Background: Like many institutions nationwide, our health system, an urban tertiary care academic medical center, has experienced challenges due strained hospital capacity. Hospitalists frequently face feedback to place discharge orders as early as possible in the day, for reasons as diverse as assisting patients with obtaining a ride home to expediting bed turnover for the next admission. However, fitting discharges into the rounding structure of a busy morning as a direct care hospitalist is a challenging puzzle, as many discharges take thoughtful planning, multidisciplinary discussions, and close attention to detail. As a result, despite attempts to increase accuracy of estimated date of discharge (EDD) and advance time of discharge, average discharge order time, and rates of accurate EDD these remain constant problems in our institution.

Purpose: We sought to create a systematic approach to day-of-discharge communication, currently leveraged by our direct care hospitalist Clinical Assistant, to jumpstart the discharge process for select patients.

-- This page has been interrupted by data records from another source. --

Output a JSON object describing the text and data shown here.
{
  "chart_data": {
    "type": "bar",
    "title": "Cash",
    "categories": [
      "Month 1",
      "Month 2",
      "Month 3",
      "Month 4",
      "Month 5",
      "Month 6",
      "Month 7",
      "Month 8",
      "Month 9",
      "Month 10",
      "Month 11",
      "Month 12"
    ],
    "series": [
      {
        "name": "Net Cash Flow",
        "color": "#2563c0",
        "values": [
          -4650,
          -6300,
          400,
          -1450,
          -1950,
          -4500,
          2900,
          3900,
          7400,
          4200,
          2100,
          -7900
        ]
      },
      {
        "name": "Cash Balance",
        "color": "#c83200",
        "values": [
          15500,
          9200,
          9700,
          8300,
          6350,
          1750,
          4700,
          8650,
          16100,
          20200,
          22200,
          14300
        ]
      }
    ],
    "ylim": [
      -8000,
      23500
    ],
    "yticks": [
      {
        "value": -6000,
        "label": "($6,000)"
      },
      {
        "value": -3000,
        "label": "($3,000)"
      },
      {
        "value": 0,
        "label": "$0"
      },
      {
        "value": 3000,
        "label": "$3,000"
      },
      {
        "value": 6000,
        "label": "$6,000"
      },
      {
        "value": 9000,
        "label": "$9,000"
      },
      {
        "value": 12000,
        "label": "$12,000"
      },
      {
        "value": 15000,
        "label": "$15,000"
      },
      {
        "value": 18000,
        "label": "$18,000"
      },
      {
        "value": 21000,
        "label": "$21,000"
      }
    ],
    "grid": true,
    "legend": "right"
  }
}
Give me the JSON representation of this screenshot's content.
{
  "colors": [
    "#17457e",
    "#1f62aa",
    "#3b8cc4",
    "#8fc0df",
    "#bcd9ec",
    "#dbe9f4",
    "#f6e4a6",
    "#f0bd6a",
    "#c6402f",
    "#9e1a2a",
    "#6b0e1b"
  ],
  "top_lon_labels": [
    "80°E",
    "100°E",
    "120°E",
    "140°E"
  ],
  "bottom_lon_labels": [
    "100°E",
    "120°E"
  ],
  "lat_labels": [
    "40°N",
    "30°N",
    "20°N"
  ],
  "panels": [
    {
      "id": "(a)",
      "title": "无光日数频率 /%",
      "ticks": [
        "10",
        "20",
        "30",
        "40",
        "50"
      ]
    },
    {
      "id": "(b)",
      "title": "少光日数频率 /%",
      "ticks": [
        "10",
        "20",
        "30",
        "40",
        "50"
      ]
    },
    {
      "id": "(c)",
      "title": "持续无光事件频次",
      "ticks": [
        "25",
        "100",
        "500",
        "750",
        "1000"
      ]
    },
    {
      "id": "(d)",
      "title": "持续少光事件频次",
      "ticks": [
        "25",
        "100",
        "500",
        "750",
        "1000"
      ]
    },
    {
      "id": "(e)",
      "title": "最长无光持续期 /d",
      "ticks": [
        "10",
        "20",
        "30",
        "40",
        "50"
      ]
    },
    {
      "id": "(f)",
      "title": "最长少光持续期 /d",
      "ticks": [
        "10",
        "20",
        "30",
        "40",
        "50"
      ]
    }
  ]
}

Description: We engaged with multiple stakeholders including pharmacy services, nursing staff, nursing leadership, unit leadership, and the direct care hospitalist service leadership to gather input and ideas for improvement. We also presented the idea at our hospitalist division’s Quality Improvement Committee and to our division at large for more input. After mapping out the current state, we outlined common tasks that the direct care Clinical Assistant could address and a general approach to each. The core aspects of the pilot communication protocol are displayed in Figure 1. We also designed a careful data tracking process to measure engagement with the program, and how common each type of task was for the Clinical Assistant. Additionally, we created a plan for following up on our division’s goal to improve EDD accuracy and the health system’s goal of reduction in length of stay. Our pilot’s preliminary data collection began in October 2023.

Conclusions: Over the course of the pilot month the Clinical Assistant initiated contact with 9 direct care hospitalists daily Monday through Thursday, and garnered a response rate of 58% to the initial question of which patient was likeliest to discharge the following day. In 45% of instances, the Clinical Assistant was able to assist with a task that the hospitalist identified as relevant to the patient’s readiness for discharge (Table 1). In all patients who were identified for ADP, the average discharge order time by the hospitalist improved by ~25 minutes compared to non-ADP patients. However, there was minimal difference in the average physical discharge time between the two groups, which will require additional efforts toward workflow improvement with our patient-facing colleagues (RN staff and leadership).

IMAGE 1: Figure 1: A comparison of the prior workflow on day prior to and day of discharge, and the current intervention.

IMAGE 2: Table 1: A list of discharge barriers identified by the hospitalists during the pilot period that the Clinical Assistant could take action on.